Lebend-Organspende nur bei persönlicher Verbundenheit
Ein mittlerweile 57-Jähriger aus Deutschland leidet seit vielen Jahren an einer Niereninsuffizienz. Seit Ende 2013 funktionierten seine Nieren nur noch so eingeschränkt, dass ohne eine Dialyse (»Blutwäsche«) sein Körper vergiften würde. Er ist als Empfänger bei der Organvermittlungsstelle vermerkt, bisher hat er jedoch noch keine Organspende erhalten. Seine Ehefrau kommt aus gesundheitlichen Gründen als Spenderin nicht in Frage, seine Schwester hat ihre anfängliche Zusage wieder zurückgenommen.
Ein in Sierra Leone lebender Mann ist dagegen bereit, ihm eine Niere zu spenden. Der Patient hatte den potentiellen Spender über seinen Bruder kennengelernt, der seit 20 Jahren in Deutschland lebt.

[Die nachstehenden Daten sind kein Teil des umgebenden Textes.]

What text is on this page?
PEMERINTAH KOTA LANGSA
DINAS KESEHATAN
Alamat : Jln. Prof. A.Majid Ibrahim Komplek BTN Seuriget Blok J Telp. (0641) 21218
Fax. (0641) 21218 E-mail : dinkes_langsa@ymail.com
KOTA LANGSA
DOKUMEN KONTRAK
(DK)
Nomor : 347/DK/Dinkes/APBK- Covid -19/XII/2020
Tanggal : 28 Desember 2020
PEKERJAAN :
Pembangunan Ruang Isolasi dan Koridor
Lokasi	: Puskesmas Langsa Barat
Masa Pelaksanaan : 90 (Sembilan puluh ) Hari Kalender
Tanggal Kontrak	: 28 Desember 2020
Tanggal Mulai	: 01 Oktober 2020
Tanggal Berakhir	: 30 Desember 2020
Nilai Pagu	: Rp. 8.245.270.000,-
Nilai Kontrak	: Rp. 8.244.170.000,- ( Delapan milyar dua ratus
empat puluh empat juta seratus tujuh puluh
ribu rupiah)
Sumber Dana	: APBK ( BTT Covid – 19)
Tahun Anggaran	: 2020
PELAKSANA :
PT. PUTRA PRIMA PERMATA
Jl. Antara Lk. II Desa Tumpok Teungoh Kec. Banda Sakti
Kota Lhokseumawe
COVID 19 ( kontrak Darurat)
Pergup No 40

Der Bruder des Spenders, der sich mit dem Patienten gemeinsam in einem Verein für Projekte in Sierra Leone engagiert, kommt selbst aus medizinischen Gründen nicht als Spender in Betracht. Er schilderte daher seiner Familie in Sierra Leone den Fall mir der Frage, ob vielleicht eines seiner Geschwister eine Niere spenden wolle. In der Folge fanden mehrere große Familientreffen statt, bei denen das Thema besprochen wurde und sich schließlich einer der Geschwister zur Spende bereit erklärte.
Der Patient wandte sich nacheinander an zwei deutsche Krankenhäuser. Beide lehnten die Durchführung der Nierentransplantation ab. Die internen Transplantationskonferenzen beider Krankenhäuser kamen nach einem persönlichen Gespräch mit dem Kläger und dem Spender einstimmig zu dem Ergebnis, dass die für eine Lebendspende erforderliche »besondere persönlich Verbundenheit« zwischen ihnen nicht gegeben sei. Kurz darauf teilte der Patient seiner Krankenkasse mit, dass er mit einem niederländischen Krankenhaus im Gespräch über die Nierentransplantation sei und bat um die Bestätigung der Kostenübernahme. Die Krankenkasse lehnte eine Kostenübernahme ab.
Das Sozialgericht Berlin gab der Krankenkasse Recht. Es entschied, die Krankenkasse ist nicht verpflichtet, ihre Zustimmung zur Kostenübernahme zu erteilen. Die in Frage stehende Lebendspende ist in Deutschland nicht zulässig.
Denn Spender und Empfänger der Niere stehen sich nicht »in besonderer persönlicher Verbundenheit offenkundig nahe«. Vor allem habe nicht der Patient den Kontakt zum potentiellen Spender aufgenommen, sondern die Initiative hierzu ist vom Bruder des Spenders ausgegangen. Dieser hat seinen Bruder noch nicht einmal direkt auf die Spende angesprochen, sondern eine allgemeine Frage an die Familie gerichtet, ob »einer seiner Geschwister« zur Spende bereit wäre. Außerdem kannte der Spender den Patienten noch nicht einmal persönlich, als er seine Bereitschaft zur Spende erklärte. Beide haben sich erst kurz vor der geplanten Transplantation kennengelernt, als der Spender im Zuge der Vorbereitung der Transplantation zum ersten Mal nach Deutschland gekommen ist. Die Jahre davor bestand der Kontakt nur über Internet und Telefon.
Da die Voraussetzungen für eine Nierentransplantation aufgrund einer Lebendspende in diesem Fall nicht gegeben sind, darf sie auch nicht im Ausland zu Lasten der deutschen gesetzlichen Krankenversicherung durchgeführt werden. Ein Versicherter darf sich nur die Leistungen, die er in Deutschland von der Krankenversicherung erstattet bekäme, im EU-Ausland beschaffen.